We are excited to announce that feature(generic_arg_infer)
is nearing the point of stabilization. In this post we'd like to talk a bit about what this feature does, and what comes next for it.
feature(generic_arg_infer)
What is When feature(min_const_generics)
was stabilized in early 2021 it did not include the ability to use _
as an explicit const argument:
fn foo() {
// This errors due to `_` as an array length being unsupported
let a: [u8; _] = [Default::default()];
// This is legal as `_` is permitted as a type argument
let b: [_; 1] = a;
}
This is entirely a syntactic limitation; it is possible to entirely elide generic argument listings that may involve const arguments:
fn foo<const N: usize>(_: [u8; N]) {}
fn bar() {
// This errors due to `_` as a const argument being unsupported
foo::<_>([1]);
// This is legal as even though the const argument is *inferred*
// there is no explicit `_` written.
foo([1]);
}
The compiler has always been able to infer values for const generic parameters, only the ability to explicitly ask for a const argument to be inferred is unstable.
It is currently also not possible to the infer the length of a repeat expression. Doing so would require moving the expression into a separate function generic over the array length.
fn foo() {
// This errors due to `_` as a repeat count being unsupported
let a: [_; 1] = [String::new(); _];
}
With feature(generic_arg_infer)
all of the previous examples compile. This should hopefully feel like something that should "obviously" be supported by Rust.
What comes next
We have significantly reworked the implementation of this recently and it should now be ready for stabilization. We'd love for you to try it out on a recent nightly and report any issues you encounter.
Acknowledgements
My recent push to make this feature ready for testing would not have been possible without the help of many others.
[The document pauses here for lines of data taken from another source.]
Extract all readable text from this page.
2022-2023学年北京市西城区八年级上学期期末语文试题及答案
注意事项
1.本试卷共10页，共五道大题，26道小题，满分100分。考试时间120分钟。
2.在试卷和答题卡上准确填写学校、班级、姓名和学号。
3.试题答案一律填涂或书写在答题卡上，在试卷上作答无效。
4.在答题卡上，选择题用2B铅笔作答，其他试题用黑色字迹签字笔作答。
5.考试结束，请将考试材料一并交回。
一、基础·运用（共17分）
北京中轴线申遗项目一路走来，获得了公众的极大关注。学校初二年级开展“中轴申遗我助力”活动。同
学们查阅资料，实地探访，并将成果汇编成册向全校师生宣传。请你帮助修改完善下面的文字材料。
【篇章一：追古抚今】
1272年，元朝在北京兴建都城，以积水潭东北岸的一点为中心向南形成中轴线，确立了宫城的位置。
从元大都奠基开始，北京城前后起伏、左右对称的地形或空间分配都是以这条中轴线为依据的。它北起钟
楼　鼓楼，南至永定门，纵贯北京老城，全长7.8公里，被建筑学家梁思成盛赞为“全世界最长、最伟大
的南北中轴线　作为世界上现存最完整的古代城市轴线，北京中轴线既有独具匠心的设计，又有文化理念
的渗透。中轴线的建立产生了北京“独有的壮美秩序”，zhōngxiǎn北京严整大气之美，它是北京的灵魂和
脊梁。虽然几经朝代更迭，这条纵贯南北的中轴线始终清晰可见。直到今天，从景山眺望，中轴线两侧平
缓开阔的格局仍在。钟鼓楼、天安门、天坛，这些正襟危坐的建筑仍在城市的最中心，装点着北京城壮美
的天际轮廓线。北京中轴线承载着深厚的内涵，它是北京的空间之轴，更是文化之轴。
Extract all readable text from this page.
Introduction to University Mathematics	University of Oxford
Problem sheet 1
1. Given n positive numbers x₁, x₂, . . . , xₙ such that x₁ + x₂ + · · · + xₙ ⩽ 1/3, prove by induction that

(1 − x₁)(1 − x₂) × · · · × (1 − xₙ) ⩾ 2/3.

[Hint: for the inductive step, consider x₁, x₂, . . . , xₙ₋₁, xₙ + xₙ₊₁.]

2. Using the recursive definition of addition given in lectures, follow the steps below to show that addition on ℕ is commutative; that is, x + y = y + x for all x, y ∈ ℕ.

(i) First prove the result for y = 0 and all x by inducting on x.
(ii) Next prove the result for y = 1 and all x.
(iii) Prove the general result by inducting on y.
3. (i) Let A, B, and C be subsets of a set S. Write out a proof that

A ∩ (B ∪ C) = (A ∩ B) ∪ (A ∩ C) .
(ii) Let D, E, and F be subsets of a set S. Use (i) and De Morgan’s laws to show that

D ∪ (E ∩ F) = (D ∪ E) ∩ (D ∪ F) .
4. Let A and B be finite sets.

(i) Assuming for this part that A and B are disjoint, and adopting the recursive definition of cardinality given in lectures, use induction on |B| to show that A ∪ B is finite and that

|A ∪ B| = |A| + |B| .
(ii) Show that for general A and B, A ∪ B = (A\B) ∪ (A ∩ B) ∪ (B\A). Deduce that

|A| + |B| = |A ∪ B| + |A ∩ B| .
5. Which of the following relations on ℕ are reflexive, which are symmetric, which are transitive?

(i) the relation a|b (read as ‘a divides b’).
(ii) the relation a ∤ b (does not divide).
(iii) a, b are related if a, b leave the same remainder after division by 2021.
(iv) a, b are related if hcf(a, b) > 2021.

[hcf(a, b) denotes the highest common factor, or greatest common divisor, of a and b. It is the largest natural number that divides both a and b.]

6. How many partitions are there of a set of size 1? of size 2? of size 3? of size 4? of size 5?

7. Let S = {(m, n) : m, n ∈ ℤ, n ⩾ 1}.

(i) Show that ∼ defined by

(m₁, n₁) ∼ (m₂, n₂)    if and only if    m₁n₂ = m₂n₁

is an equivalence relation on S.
A big thank you to @lcnr and @JulianKnodt for the initial implementation of generic_arg_infer
, @camelid for refactoring our representation of const generic arguments to be more flexible, @voidc for helping unify the way we operate on array lengths and const generic arguments, @lcnr for design work on abstracting away differences between inferred type/const/generic arguments, and finally @compiler-errors for reviewing many PRs and implementation decisions made as part of work on this feature.